The concept of “a father’s right” to procreate without input from the woman whose egg created the embryo is a favorite rallying cry of the embryo-protector set. Loeb himself made this argument in a 2015 New York Times op-ed with the magnificent headline “Sofía Vergara’s Ex-Fiancé: Our Frozen Embryos Have a Right to Live.” “A woman is entitled to bring a pregnancy to term even if the man objects,” Loeb wrote. “Shouldn’t a man who is willing to take on all parental responsibilities be similarly entitled to bring his embryos to term even if the woman objects?”
The federal judge’s decision against Loeb is only the latest in a string of disappointing court losses for those who believe embryos should be treated like people.

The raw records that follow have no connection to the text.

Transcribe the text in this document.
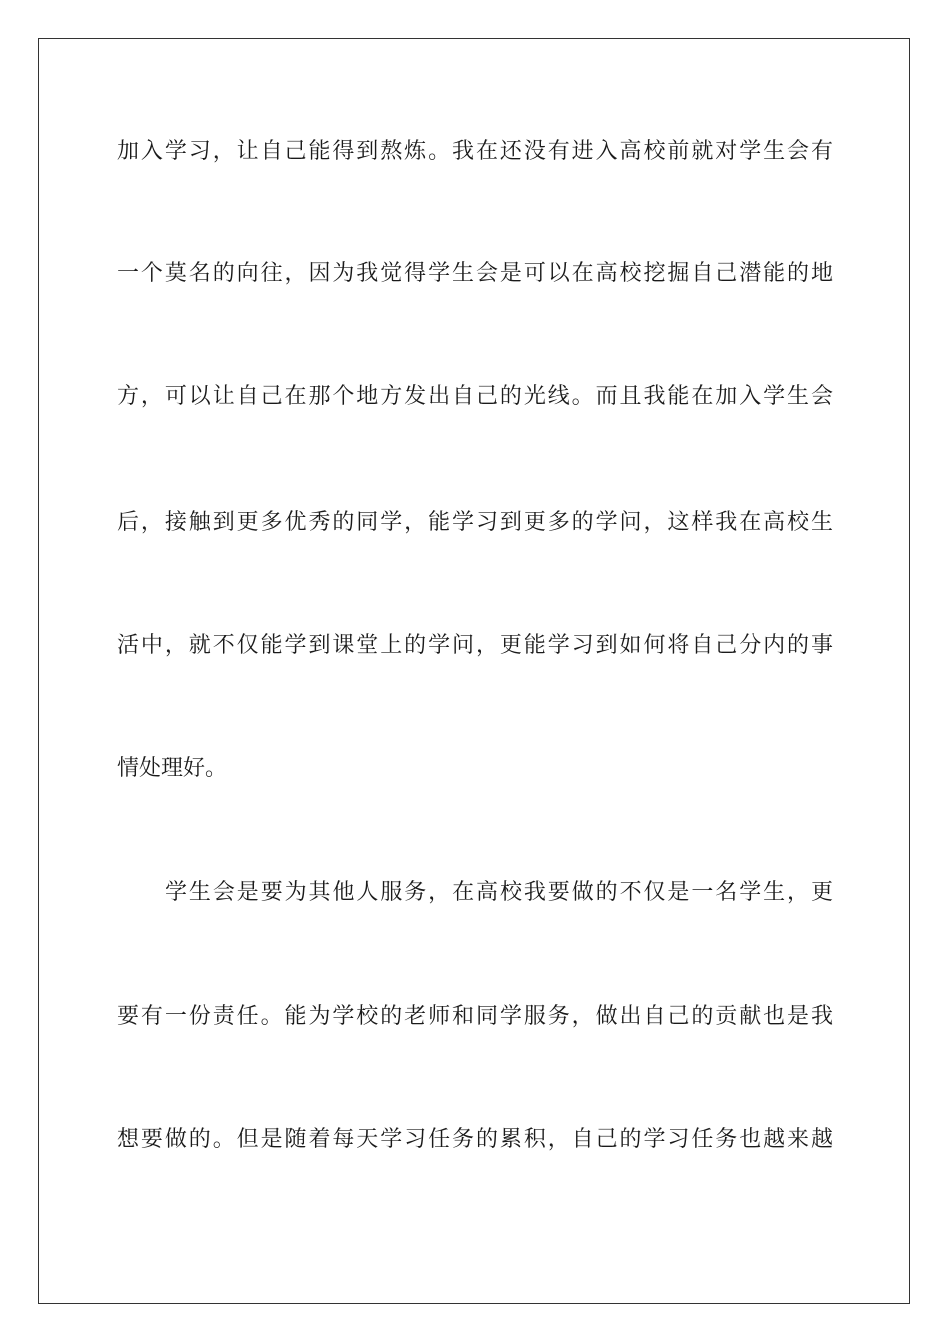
加入学习，让自己能得到熬炼。我在还没有进入高校前就对学生会有
一个莫名的向往，因为我觉得学生会是可以在高校挖掘自己潜能的地
方，可以让自己在那个地方发出自己的光线。而且我能在加入学生会
后，接触到更多优秀的同学，能学习到更多的学问，这样我在高校生
活中，就不仅能学到课堂上的学问，更能学习到如何将自己分内的事
情处理好。
学生会是要为其他人服务，在高校我要做的不仅是一名学生，更
要有一份责任。能为学校的老师和同学服务，做出自己的贡献也是我
想要做的。但是随着每天学习任务的累积，自己的学习任务也越来越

When Barack Obama lifted a ban on federal funding for embryonic stem cell research in 2009, he was hit with a lawsuit from one Mary Scott Doe, a “frozen embryo symbolizing all existing frozen embryos.” A federal appeals court ruled that Doe had no standing as an “amorphous” class that could not prove any actual harm. In 2015, a California Superior Court judge ruled that a contract a divorced couple signed at the medical center where they created the embryo prevented either party from taking unilateral custody of the embryos unless one of the parties died. Even McQueen, the founder of Embryo Defense, lost her suit late last year when a St. Louis court ruled that embryos are “marital property of a special character,” not human beings with unalienable rights.
That St. Louis case might be the most promising decision yet for those who believe that no person should be able to incubate an embryo without the consent of the other person whose genetic material it carries. The others, which rest on the tenets of contract law, legal standing, and jurisdiction, say more about how the suits were filed than what rights adults have to the embryos they create. Still, Loeb’s loss could set a welcome precedent in these kinds of cases: Jurisdiction-shopping embryo protectors might find Louisiana to be a less hospitable home for a lawsuit than they’d imagined.
*Correction, August 31, 2017: This piece originally referred to “the most likely reason why Loeb sued Vergara in California, despite the fact that neither party maintains a residence there.” It should have said Louisiana.